While I do love the image of Roberto Luongo stalking the rafters in the Rogers Arena in a dark robe, perhaps slung over half his face (and Luongo himself might be tempted to actually act this out given the goofball he is) it’s not quite that simple. It’s not even totally the fault of either Luongo or the Canucks, as the cap-recapture penalty is one of the dumber things the NHL has ever instituted and it’s not clear what the players got for acquiescing to it in the 2013 CBA. Because through that process, more chickens are coming home to roost, i.e. two young players still without a contract when all they did was kick everyone’s ass during their first contract.
Canucks training camp opens tomorrow, and yet their two best players, Elias Pettersson and Quinn Hughes, will not be there. Both are restricted free agents after their entry-level contracts expired last season. Both are among the league’s best young players at their respective positions. And it might be some time before either one is back with the team, because the Canucks only have $10.6 million in space. That’s not enough to give both Pettersson and Hughes what they deserve as the market has gone.
Part of the problem is that Luongo’s cap-recapture penalty of $3 million still sits on the Canucks payroll like some lazy yet obstinate hippo. Luongo’s massive contract was signed 11(!) years ago, and he was traded to Florida nearly seven years ago. But because it was signed two CBAs ago, under a different set of rules, its cap-number-lowering tactics are still being punished. If the Canucks were $14 million under the cap, as they would be without this silly and over punitive admonishment from this CBA, that might just be enough to get both of their young stars into camp. At least it would be if they took bridge deals.
There are other factors, of course. When GM Jim Benning is the one captaining the ship, you never need a forensic team to figure out how it ended up in the parking lot upside down. The Canucks pulled off a massive deal this summer, money-wise, with the Arizona Coyotes to remove a lot of their dead weight both on the ice and on the cap in the forms of Loui Eriksson, Antoine Roussel, and Jay Beagle. The trade did net Vancouver Conor Garland, perhaps one of the only useful players on the Coyotes. But it only saved them a few hundred thousand, thanks to having to take Oliver Ekman-Larsson along with Garland. OEL hasn’t been good in three years, and he’ll be sucking down $7.6 million per season until the Earth’s heat death.
Benning’s splashing of a combined $9 million on Tyler Myers and Travis Hamonic, who together can fill up most of a doorway and not much else, isn’t helping matters much either. And in a flat-cap world, no one is coming to save them on those deals. There’s a fair bit of the Canucks doing this to themselves.
Without Hughes and Pettersson, the Canucks lack any genuine top-line forward other than Brock Boeser or any genuine top-pairing defenseman. WIth them, they’re almost certainly a lock for the playoffs given the Pacific Division’s hilariously weak state (the Golden Knights might push 115 points this year if they feel like it).

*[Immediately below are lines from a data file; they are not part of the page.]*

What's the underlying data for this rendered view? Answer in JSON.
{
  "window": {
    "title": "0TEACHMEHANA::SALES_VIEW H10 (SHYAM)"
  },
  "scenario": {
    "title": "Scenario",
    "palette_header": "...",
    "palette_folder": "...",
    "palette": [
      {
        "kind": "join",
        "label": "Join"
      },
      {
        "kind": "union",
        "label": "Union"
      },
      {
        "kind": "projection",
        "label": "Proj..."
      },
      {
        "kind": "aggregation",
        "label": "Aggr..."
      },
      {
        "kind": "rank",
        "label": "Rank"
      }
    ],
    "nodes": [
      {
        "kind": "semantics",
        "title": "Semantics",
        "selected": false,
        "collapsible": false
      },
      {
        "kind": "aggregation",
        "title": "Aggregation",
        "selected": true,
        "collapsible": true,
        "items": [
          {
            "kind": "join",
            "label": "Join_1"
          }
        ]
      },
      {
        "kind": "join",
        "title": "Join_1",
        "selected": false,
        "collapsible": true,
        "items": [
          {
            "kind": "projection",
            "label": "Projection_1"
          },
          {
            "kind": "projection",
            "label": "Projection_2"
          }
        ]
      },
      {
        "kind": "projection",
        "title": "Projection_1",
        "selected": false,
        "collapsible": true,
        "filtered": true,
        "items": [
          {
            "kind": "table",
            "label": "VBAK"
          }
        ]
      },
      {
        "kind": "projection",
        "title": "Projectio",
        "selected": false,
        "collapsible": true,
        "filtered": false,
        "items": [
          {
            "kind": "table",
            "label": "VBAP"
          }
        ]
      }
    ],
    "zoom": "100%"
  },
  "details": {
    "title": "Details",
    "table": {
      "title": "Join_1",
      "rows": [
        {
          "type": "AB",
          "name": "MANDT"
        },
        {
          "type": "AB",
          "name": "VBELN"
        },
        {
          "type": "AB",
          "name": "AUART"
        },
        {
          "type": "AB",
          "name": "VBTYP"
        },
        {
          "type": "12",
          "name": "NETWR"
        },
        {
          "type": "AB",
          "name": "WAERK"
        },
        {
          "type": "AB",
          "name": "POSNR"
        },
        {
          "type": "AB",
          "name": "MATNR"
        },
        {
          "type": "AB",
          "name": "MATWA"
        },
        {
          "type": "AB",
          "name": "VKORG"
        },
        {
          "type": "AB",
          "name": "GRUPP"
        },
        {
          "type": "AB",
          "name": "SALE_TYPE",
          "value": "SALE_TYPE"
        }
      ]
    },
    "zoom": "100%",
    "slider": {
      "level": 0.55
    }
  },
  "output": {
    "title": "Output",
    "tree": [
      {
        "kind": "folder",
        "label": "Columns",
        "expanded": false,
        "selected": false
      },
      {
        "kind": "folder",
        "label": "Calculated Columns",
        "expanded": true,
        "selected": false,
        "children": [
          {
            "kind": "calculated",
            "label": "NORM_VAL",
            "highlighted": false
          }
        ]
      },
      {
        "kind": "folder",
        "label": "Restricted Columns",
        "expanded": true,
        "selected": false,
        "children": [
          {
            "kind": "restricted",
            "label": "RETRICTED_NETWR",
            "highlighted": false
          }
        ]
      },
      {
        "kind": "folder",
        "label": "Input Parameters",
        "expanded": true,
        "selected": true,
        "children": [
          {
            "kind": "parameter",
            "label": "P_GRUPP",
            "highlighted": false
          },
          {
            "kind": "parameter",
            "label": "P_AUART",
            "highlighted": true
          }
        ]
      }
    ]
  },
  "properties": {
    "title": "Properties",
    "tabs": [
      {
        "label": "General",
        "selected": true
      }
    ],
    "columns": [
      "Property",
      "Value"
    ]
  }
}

Figuring out precisely how much each should get is even harder, and the Canucks are forced to play hardball thanks to their cap situation and both players’ restricted status. And thanks to the Blackhawks suffering some sort of brain bubble and throwing all the money in the world at Seth Jones to the tune of $9.5 million a year, the market for defensemen is completely out of whack. Hughes has unquestionably been better than Jones the last two seasons. Rasmus Dahlin just signed with the Sabres for $6 million a year as a restricted free agent, and Hughes’s agent can easily claim he’s better than Dahlin, too.
Pettersson’s 0.93 points-per-game the past three seasons ranks 31st among all forwards, slotting him in alongside names like Toews, Backstrom, Landeskog, O’Reilly, and Gaudreau, who all earn $7 million or far more. Kirill Kaprizov just re-signed in Minnesota for $9 million a year, and Pettersson could easily make the case that he’s had two and a half (last year he only played 26 games due to injury) seasons that are the equal of what Kirill The Thrill just produced in only 56 games. Cleary, $10 million isn’t enough for both.
There’s some bad luck, and also some baffling decisions keeping Pettersson and Hughes away from Canucks camp. But laying underneath, or above if we continue the metaphor from the intro, is Luongo. This is the last year of the recapture penalty, and then the Canucks will be free of Luongo’s aura that has followed them everywhere the past decade, even when he wasn’t on the team. But can they ever be free? Given the Canucks’ history and their fans’ persecution complex, it would seem not.